EEG-Based PTSD Detection using Machine Learning Approaches

Post-Traumatic Stress Disorder (PTSD) is a multifaceted mental health condition characterized by prolonged emotional distress, cognitive disturbances, and heightened stress responses following exposure to traumatic experiences. Traditional diagnostic approaches often rely on subjective clinical evaluations, which can sometimes lead to inconsistent or inaccurate diagnoses. To address these limitations, this study proposes leveraging electroencephalography (EEG) in conjunction with machine learning (ML) algorithms to enable a more objective and automated method for detecting PTSD. EEG, being a non-invasive and relatively affordable technique, provides real-time insights into brain function and has shown potential in revealing distinct neural patterns associated with PTSD—such as elevated delta and theta activity, reduced alpha power, and disruptions in frontal brain asymmetry.

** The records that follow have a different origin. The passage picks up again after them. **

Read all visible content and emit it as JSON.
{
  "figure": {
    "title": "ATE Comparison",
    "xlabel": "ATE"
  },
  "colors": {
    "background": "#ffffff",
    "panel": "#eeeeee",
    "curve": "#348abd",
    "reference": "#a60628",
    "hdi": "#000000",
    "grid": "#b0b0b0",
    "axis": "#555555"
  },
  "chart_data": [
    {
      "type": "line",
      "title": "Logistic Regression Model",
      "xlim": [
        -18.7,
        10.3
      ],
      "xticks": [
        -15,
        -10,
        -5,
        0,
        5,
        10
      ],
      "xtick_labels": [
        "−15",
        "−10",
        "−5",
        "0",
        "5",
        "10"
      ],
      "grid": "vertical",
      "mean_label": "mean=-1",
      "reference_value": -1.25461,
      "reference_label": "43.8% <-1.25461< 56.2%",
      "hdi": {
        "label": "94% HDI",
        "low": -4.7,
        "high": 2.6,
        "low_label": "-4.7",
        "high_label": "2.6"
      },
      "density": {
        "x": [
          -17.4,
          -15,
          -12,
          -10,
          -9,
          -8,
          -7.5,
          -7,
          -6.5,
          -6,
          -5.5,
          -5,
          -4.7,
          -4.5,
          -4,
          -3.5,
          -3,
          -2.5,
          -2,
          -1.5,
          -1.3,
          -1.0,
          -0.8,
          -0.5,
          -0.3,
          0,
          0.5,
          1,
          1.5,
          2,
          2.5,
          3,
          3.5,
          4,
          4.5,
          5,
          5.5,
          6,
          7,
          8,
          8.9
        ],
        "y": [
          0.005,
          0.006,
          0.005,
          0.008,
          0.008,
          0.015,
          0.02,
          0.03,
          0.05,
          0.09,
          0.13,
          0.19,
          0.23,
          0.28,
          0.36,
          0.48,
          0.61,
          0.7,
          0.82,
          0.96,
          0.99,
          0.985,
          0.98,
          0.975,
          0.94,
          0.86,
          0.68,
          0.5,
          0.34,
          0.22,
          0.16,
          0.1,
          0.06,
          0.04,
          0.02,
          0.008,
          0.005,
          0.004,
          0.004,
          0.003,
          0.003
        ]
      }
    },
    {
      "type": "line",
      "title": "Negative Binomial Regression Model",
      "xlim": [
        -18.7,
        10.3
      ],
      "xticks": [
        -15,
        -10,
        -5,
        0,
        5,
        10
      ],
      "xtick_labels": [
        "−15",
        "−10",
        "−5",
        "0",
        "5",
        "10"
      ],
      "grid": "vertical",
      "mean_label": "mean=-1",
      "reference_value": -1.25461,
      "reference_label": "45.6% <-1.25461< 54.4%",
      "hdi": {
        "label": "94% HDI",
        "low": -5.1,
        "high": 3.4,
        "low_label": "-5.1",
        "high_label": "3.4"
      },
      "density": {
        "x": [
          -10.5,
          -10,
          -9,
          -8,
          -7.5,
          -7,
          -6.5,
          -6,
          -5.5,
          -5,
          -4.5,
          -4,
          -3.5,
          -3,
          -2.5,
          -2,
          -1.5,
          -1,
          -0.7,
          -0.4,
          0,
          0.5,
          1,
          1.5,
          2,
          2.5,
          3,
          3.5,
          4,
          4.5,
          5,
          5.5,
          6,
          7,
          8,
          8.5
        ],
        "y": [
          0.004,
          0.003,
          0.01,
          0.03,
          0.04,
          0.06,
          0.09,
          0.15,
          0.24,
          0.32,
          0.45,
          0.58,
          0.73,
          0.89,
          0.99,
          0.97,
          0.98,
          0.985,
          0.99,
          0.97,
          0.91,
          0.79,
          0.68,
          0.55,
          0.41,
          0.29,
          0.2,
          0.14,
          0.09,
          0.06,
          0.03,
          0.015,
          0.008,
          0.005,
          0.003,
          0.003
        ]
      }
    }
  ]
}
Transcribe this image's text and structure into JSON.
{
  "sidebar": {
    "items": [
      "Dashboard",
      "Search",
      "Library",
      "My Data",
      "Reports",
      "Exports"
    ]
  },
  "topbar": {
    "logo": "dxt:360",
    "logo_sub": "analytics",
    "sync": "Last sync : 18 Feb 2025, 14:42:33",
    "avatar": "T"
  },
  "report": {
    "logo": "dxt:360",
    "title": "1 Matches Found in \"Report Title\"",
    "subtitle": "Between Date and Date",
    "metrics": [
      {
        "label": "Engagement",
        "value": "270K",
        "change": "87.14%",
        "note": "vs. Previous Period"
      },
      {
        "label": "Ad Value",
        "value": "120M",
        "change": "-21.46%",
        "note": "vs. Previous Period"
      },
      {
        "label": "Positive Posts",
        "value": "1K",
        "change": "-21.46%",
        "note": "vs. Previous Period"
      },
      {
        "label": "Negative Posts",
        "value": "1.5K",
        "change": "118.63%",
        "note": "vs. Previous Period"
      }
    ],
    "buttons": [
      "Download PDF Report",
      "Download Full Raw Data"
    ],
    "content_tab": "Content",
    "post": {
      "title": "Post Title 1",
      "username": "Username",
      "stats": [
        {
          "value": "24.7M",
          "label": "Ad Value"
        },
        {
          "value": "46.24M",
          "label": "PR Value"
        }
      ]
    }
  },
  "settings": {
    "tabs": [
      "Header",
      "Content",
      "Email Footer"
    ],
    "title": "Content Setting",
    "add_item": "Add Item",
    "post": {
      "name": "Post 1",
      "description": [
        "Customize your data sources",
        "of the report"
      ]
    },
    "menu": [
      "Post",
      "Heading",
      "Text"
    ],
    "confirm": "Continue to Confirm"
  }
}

This research utilizes a variety of ML classifiers, including Support Vector Machine (SVM), Random Forest (RF), Convolutional Neural Network (CNN), and Least Angle Regression (LARS), to interpret EEG-derived features. Feature analysis incorporates elements from the spectral profile, time-domain patterns, and neural network connectivity metrics. To ensure robustness, the models undergo evaluation using cross-validation techniques like 10-fold and Leave-One-Out Cross-Validation (LOOCV).